Spot of business, spot of business
. How strange to find the cockney intonation pleasing. I asked the German why he spoke my mother tongue this way, and I do not doubt he answered me sincerely but he was already charging back up the stairs.

When I caught up with him he was striding along a windowless corridor. The floor inclined downwards like the murderous chute of the Brandling Railway Co.’s gravel crusher but if this was an omen I was very far from seeing it. At the lower end awaited my true destination, a sturdy pine door fastened with three quite different locks. Of course, of course,
it must be locked
. I would be the last to disagree.

With a fortune of one’s own, I belatedly realized, a chap could travel into any realm he dreamed. How peculiar I never thought of this before. Here I was—inside the sanctus sanctorum, the vision made concrete, and every small detail of the workshop’s physical existence, its concrete fact, stood at the service of Hippocrates. I saw machines, of course, as I had dreamed, but I had never had the wit to anticipate that the workshop might somehow hang above a wild chasm whose stream would provide the engines’ motive force. Everything was exceptionally clean and ordered, a number of shining lathes, for instance, one quite large, the others of the size traditionally used by clockmakers. The smallest lathe had a canvas belt attached to a spinning cylinder and this, in turn, was connected by a wider belt to the spring-wheel of the sawmill.

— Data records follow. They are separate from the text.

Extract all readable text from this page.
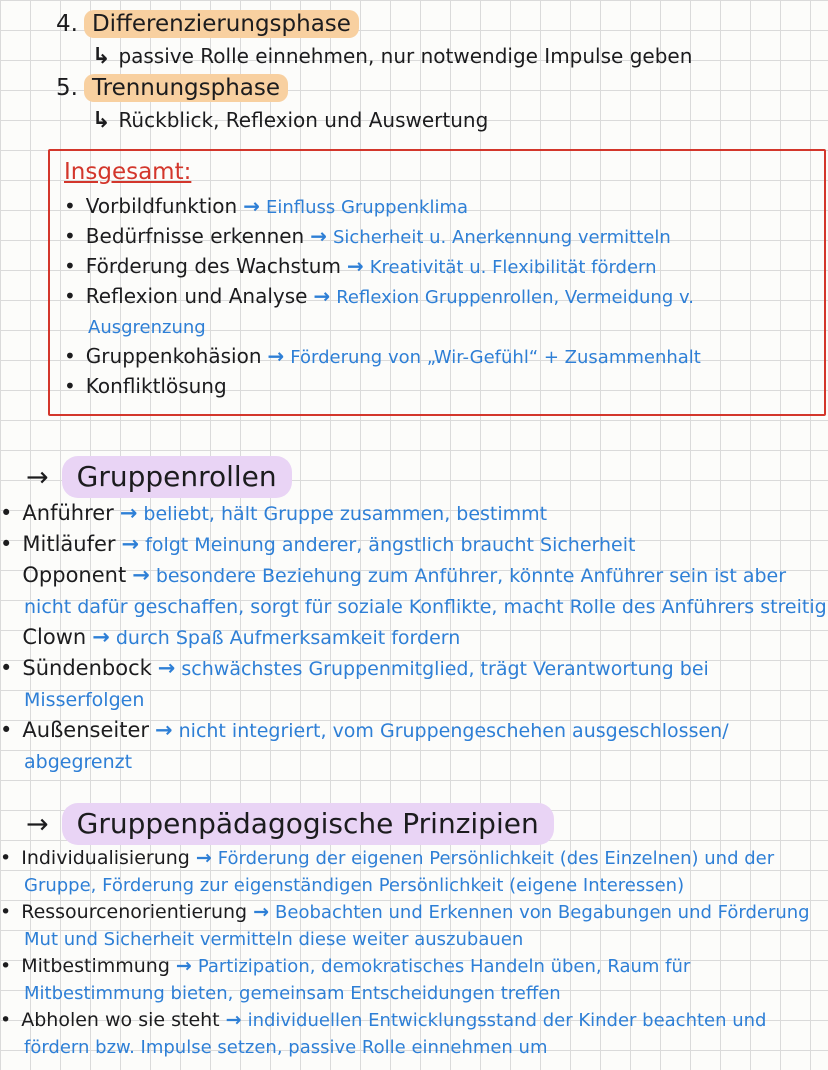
4. Differenzierungsphase
↳ passive Rolle einnehmen, nur notwendige Impulse geben
5. Trennungsphase
↳ Rückblick, Reflexion und Auswertung
Insgesamt:
• Vorbildfunktion → Einfluss Gruppenklima
• Bedürfnisse erkennen → Sicherheit u. Anerkennung vermitteln
• Förderung des Wachstum → Kreativität u. Flexibilität fördern
• Reflexion und Analyse → Reflexion Gruppenrollen, Vermeidung v. Ausgrenzung
• Gruppenkohäsion → Förderung von „Wir-Gefühl“ + Zusammenhalt
• Konfliktlösung
→	Gruppenrollen
• Anführer → beliebt, hält Gruppe zusammen, bestimmt
• Mitläufer → folgt Meinung anderer, ängstlich braucht Sicherheit
Opponent → besondere Beziehung zum Anführer, könnte Anführer sein ist aber nicht dafür geschaffen, sorgt für soziale Konflikte, macht Rolle des Anführers streitig
Clown → durch Spaß Aufmerksamkeit fordern
• Sündenbock → schwächstes Gruppenmitglied, trägt Verantwortung bei Misserfolgen
• Außenseiter → nicht integriert, vom Gruppengeschehen ausgeschlossen/ abgegrenzt
→	Gruppenpädagogische Prinzipien
• Individualisierung → Förderung der eigenen Persönlichkeit (des Einzelnen) und der Gruppe, Förderung zur eigenständigen Persönlichkeit (eigene Interessen)
• Ressourcenorientierung → Beobachten und Erkennen von Begabungen und Förderung Mut und Sicherheit vermitteln diese weiter auszubauen
• Mitbestimmung → Partizipation, demokratisches Handeln üben, Raum für Mitbestimmung bieten, gemeinsam Entscheidungen treffen
• Abholen wo sie steht → individuellen Entwicklungsstand der Kinder beachten und fördern bzw. Impulse setzen, passive Rolle einnehmen um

To my ear, we were behind a waterfall, against a rock.

I called out to say that Vaucanson had invented a lathe almost identical to this pygmy version.

Herr Sumper glared at me.

I thought, my goodness, do not offend him now.

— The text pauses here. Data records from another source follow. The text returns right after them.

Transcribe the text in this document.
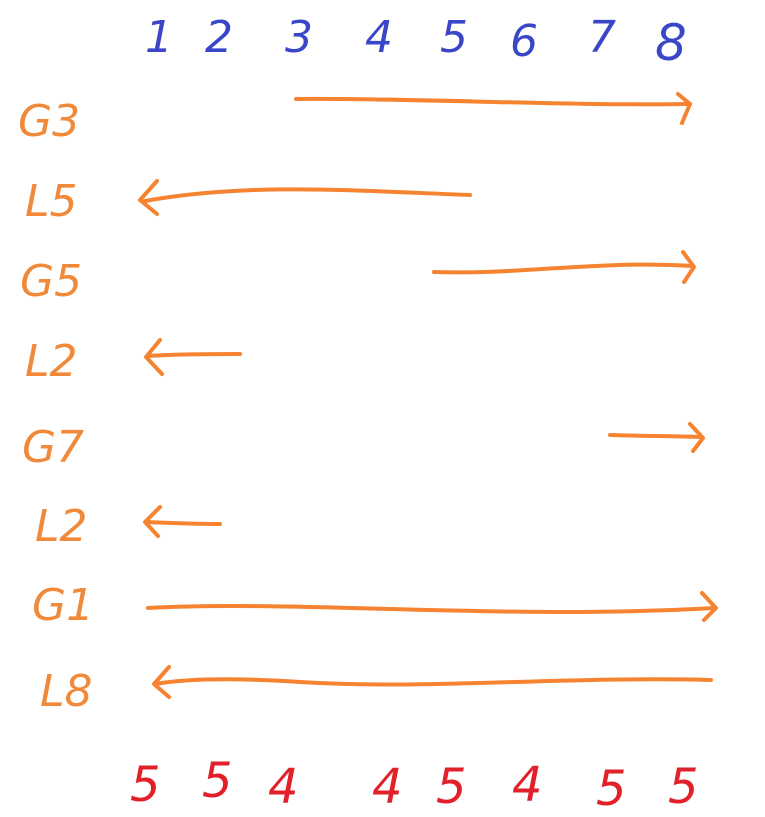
1 2 3 4 5 6 7 8
G3
L5
G5
L2
G7
L2
G1
L8
5 5 4 4 5 4 5 5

Then, in an instant, as if his own drive belt had slipped onto a faster wheel, he was grinning and gesturing at the wall behind my back.

“This is the only Vaucanson we need.”

And, you have guessed already—here were the Two Friends’ plans, tacked onto the wall.

In the roar of water I heard the voices of my father and brother, in chorus, shouting that I must not give family money to this rogue.

But I was not their creature. And when Herr Sumper showed
me exactly how much he would require for materials, I was so far removed from Low Hall that I praised the thoroughness of a shopping list I could not read. Confused and jubilant in the roar of water, I paid him every Gulden and Vereinsthaler he required.

With each coin I placed inside his deeply lined palm I was closer to the object that the supercilious Masini had called the “clockwork Grail.” So let it be a grail. I emptied my purse. And it was triumph I felt as I strode back up the sloping chute, thence to a half-way landing where I was to make my bed. With what joy I entered my lodging, so SPARTAN, so much superior to my own home which had been redecorated by the youngest daughter of a family of brewers. God forgive me, that is an ugly unworthy way to think. It is enough to say that henceforth I would require no oils, no pastels, no Turkey rug, no artistic clutter, no dresser, no cupboard, no commode, only this extraordinary fretwork bed and a series of ten black wooden pegs—I counted—driven in a line across one wall.

I swung open the shutters and what a violent shock it was after the gloomy green light of the kitchen—the azure sky, the dry goat paths like chalk lines through the landscape, the bluish granite which contained the stream, the harvesters still swinging sweetly on their scythes as if it required no effort in the world.

I asked my clockmaker, “When will it be done?”

But he had already vanished. I descended the stair with some happy trepidation, grasping the rail in order not to fall.